I’m creating the change management documentation for our IVR update process, and I’m getting conflicting information from our developers.
If we need to change an existing audio prompt (e.g., updating our holiday closure dates), some devs say we can just upload the new .wav file to the Prompts UI and it instantly goes live. Other devs insist we absolutely must open the Architect flow and click ‘Publish’ again, or the old audio will keep playing. Which one is true? I want to make sure our communications team has a streamlined process that doesn’t require risking a flow republish unless absolutely necessary.
I build flows for multiple clients, and this trips everyone up!
They are actually BOTH right, depending on how the prompt is configured. If you are using ‘User Prompts’ (the ones you create in the Prompts UI), updating the audio file there updates it instantly for all flows using it. No republish needed!
HOWEVER, if the developer used the text-to-speech (TTS) override inside the Play Audio block, or if they uploaded the .wav file directly into the specific Play Audio block (called an ‘Inline Prompt’), then that audio is baked into the flow version. In that case, you MUST republish the flow to change it.
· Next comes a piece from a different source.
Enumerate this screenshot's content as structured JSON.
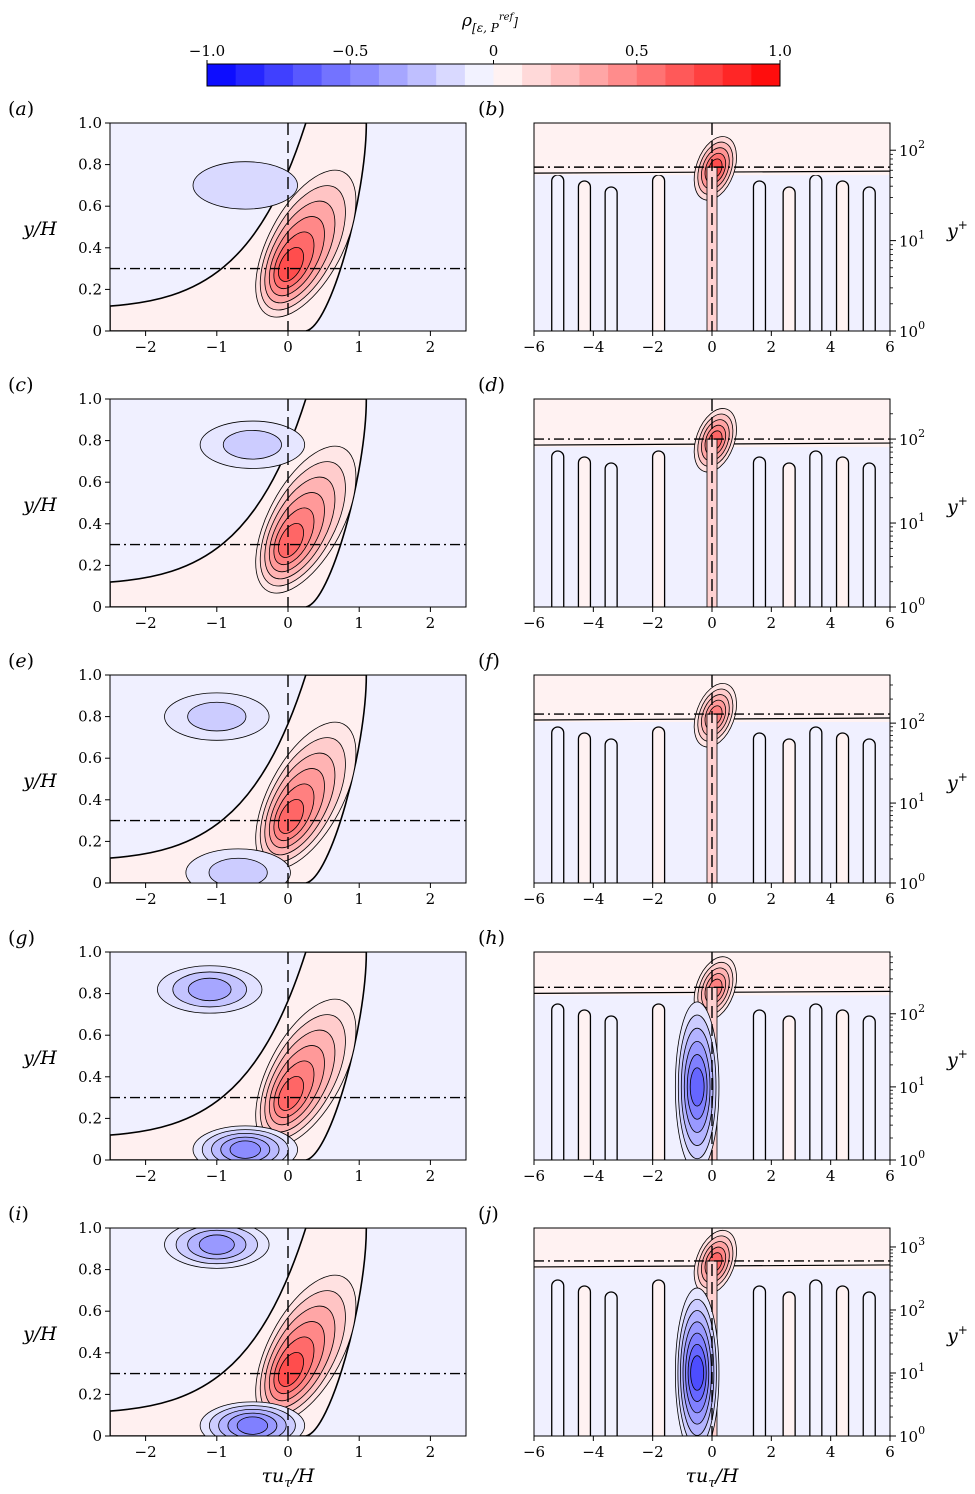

To build on 's point, as an AWS architect, I always push my clients to use dynamic User Prompts for this exact reason.
If you hardcode inline prompts, your business users can’t easily update emergency messages without giving them full Architect edit permissions (which is a huge risk). Stick to User Prompts, and your Comms team can just swap the .wav file in the UI securely without ever touching the actual routing logic.
One tiny caveat that drove me crazy when I was building some real-time test dashboards:
Even if you update a User Prompt, active calls that are already executing that specific flow version might still hear the old audio if the prompt was cached on the Edge at the start of the call. It only guarantees the new audio for new inbound calls that arrive after the prompt update is saved. It’s usually not a big deal, but don’t panic if someone who called in 5 minutes ago hears the old message!